The society is organized on a war defense model, with all boys trained to be warriors. Their primary weapon is the spear. In earlier times, each young man was required to kill another man and present some body part to their bride. They now kill an animal.
The father is an autocratic authority in the family. They are usually monogamous. Children are highly valued, and a man gains prestige by the number of children he has. Children are commonly not named for months or even years after birth. The most important ceremony in a man's life occurs when his oldest daughter reaches adolescence. Then he is given the title ma gudoha, "big man."
Group identity and cooperation are high values among the Gawwada. They are known as a sociable people, valuing hospitality and almsgiving.
Much of Ethiopia accepted the Christian faith when it was introduced in the early 300s. In later centuries, Islam became a great influence. Currently about 4% of the population is Muslim. However, the southern and western sections of Ethiopia have remained almost impervious to both religions. Peoples in these areas of Ethiopia still continue practicing their traditional religions. This is the case of the Gawwada people. All the traditional religions of the peoples inhabiting the region where the Gawwada live share innumerable common characteristics. The picture is of one single religion with some small variations in each ethnic group. These are called zar and appear to be similar to the Arab jinn.
In this religion the most important aspect of worship is the worship of the spirits of the ancestors who serve as intermediaries between the living and an ultimate, single God, called by a common name among all these peoples. There exists a level of minor divinities which are spirits associated with rivers and lakes.

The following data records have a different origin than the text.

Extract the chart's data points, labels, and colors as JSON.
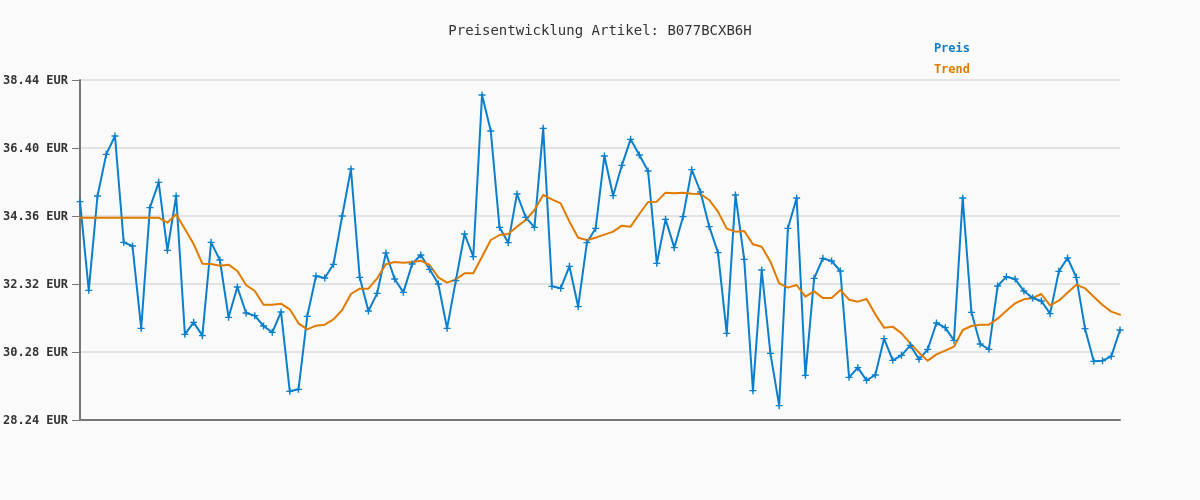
{
  "chart_data": {
    "type": "line",
    "title": "Preisentwicklung Artikel: B077BCXB6H",
    "categories": [
      null,
      null,
      null,
      null,
      null,
      null,
      null,
      null,
      null,
      null,
      null,
      null,
      null,
      null,
      null,
      null,
      null,
      null,
      null,
      null,
      null,
      null,
      null,
      null,
      null,
      null,
      null,
      null,
      null,
      null,
      null,
      null,
      null,
      null,
      null,
      null,
      null,
      null,
      null,
      null,
      null,
      null,
      null,
      null,
      null,
      null,
      null,
      null,
      null,
      null,
      null,
      null,
      null,
      null,
      null,
      null,
      null,
      null,
      null,
      null,
      null,
      null,
      null,
      null,
      null,
      null,
      null,
      null,
      null,
      null,
      null,
      null,
      null,
      null,
      null,
      null,
      null,
      null,
      null,
      null,
      null,
      null,
      null,
      null,
      null,
      null,
      null,
      null,
      null,
      null,
      null,
      null,
      null,
      null,
      null,
      null,
      null,
      null,
      null,
      null,
      null,
      null,
      null,
      null,
      null,
      null,
      null,
      null,
      null,
      null,
      null,
      null,
      null,
      null,
      null,
      null,
      null,
      null,
      null,
      null
    ],
    "series": [
      {
        "name": "Preis",
        "color": "#0b7fcc",
        "marker": "cross",
        "values": [
          34.79,
          32.13,
          34.96,
          36.21,
          36.76,
          33.57,
          33.46,
          30.99,
          34.61,
          35.37,
          33.33,
          34.96,
          30.81,
          31.17,
          30.77,
          33.57,
          33.04,
          31.32,
          32.23,
          31.45,
          31.37,
          31.06,
          30.87,
          31.48,
          29.1,
          29.16,
          31.35,
          32.56,
          32.5,
          32.91,
          34.36,
          35.77,
          32.52,
          31.51,
          32.04,
          33.25,
          32.47,
          32.07,
          32.92,
          33.19,
          32.76,
          32.32,
          30.99,
          32.42,
          33.82,
          33.14,
          37.99,
          36.91,
          34.02,
          33.56,
          35.02,
          34.32,
          34.02,
          36.99,
          32.25,
          32.19,
          32.85,
          31.64,
          33.56,
          33.99,
          36.16,
          34.97,
          35.88,
          36.66,
          36.19,
          35.71,
          32.94,
          34.26,
          33.41,
          34.34,
          35.75,
          35.08,
          34.04,
          33.26,
          30.84,
          34.99,
          33.06,
          29.12,
          32.74,
          30.24,
          28.67,
          33.99,
          34.9,
          29.58,
          32.49,
          33.09,
          33.01,
          32.71,
          29.52,
          29.81,
          29.43,
          29.59,
          30.68,
          30.03,
          30.18,
          30.48,
          30.06,
          30.36,
          31.15,
          31.01,
          30.63,
          34.9,
          31.47,
          30.52,
          30.36,
          32.26,
          32.54,
          32.47,
          32.11,
          31.9,
          31.81,
          31.43,
          32.7,
          33.1,
          32.52,
          30.98,
          30,
          30.02,
          30.15,
          30.94
        ]
      },
      {
        "name": "Trend",
        "color": "#e07b00",
        "values": [
          34.31,
          34.31,
          34.31,
          34.31,
          34.31,
          34.31,
          34.31,
          34.31,
          34.31,
          34.31,
          34.16,
          34.41,
          33.97,
          33.52,
          32.93,
          32.92,
          32.87,
          32.9,
          32.71,
          32.29,
          32.11,
          31.7,
          31.7,
          31.73,
          31.56,
          31.14,
          30.96,
          31.07,
          31.1,
          31.26,
          31.54,
          32.02,
          32.18,
          32.18,
          32.49,
          32.91,
          32.98,
          32.96,
          32.98,
          33.02,
          32.89,
          32.52,
          32.36,
          32.46,
          32.64,
          32.64,
          33.14,
          33.64,
          33.79,
          33.82,
          34.04,
          34.24,
          34.54,
          34.99,
          34.86,
          34.74,
          34.19,
          33.71,
          33.64,
          33.71,
          33.8,
          33.89,
          34.07,
          34.04,
          34.42,
          34.78,
          34.79,
          35.06,
          35.04,
          35.06,
          35.03,
          35.02,
          34.84,
          34.49,
          33.98,
          33.89,
          33.91,
          33.51,
          33.44,
          32.99,
          32.34,
          32.21,
          32.29,
          31.94,
          32.1,
          31.9,
          31.9,
          32.14,
          31.85,
          31.79,
          31.87,
          31.41,
          31.01,
          31.04,
          30.84,
          30.54,
          30.26,
          30.02,
          30.21,
          30.32,
          30.44,
          30.94,
          31.06,
          31.1,
          31.1,
          31.28,
          31.52,
          31.74,
          31.86,
          31.9,
          32.02,
          31.68,
          31.82,
          32.06,
          32.3,
          32.19,
          31.94,
          31.69,
          31.49,
          31.4
        ]
      }
    ],
    "ylim": [
      28.24,
      38.44
    ],
    "yticks": [
      {
        "value": 28.24,
        "label": "28.24 EUR"
      },
      {
        "value": 30.28,
        "label": "30.28 EUR"
      },
      {
        "value": 32.32,
        "label": "32.32 EUR"
      },
      {
        "value": 34.36,
        "label": "34.36 EUR"
      },
      {
        "value": 36.4,
        "label": "36.40 EUR"
      },
      {
        "value": 38.44,
        "label": "38.44 EUR"
      }
    ],
    "tick_labels": "y",
    "grid": "y",
    "legend": "top right",
    "line_style": "solid"
  }
}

A large portion of the Ethiopian population adopted the Christian faith when it was introduced by a Syrian trader in the fourth century. The King at that time accepted Christ, and Ethiopia took on an identity as a Christian nation from that time. At present about 40% of the population of Ethiopia are Christian, the largest group being the Ethiopian Coptic Orthodox Church.
The Gawwada and their neighbors, however, are virtually untouched by Christian faith. They are part of about 20% of the Ethiopian population that follow traditional religions. It is thought that about 2% of the Gawwada profess the Christian faith. There are no details on Christian outreach activities to the Gawwada.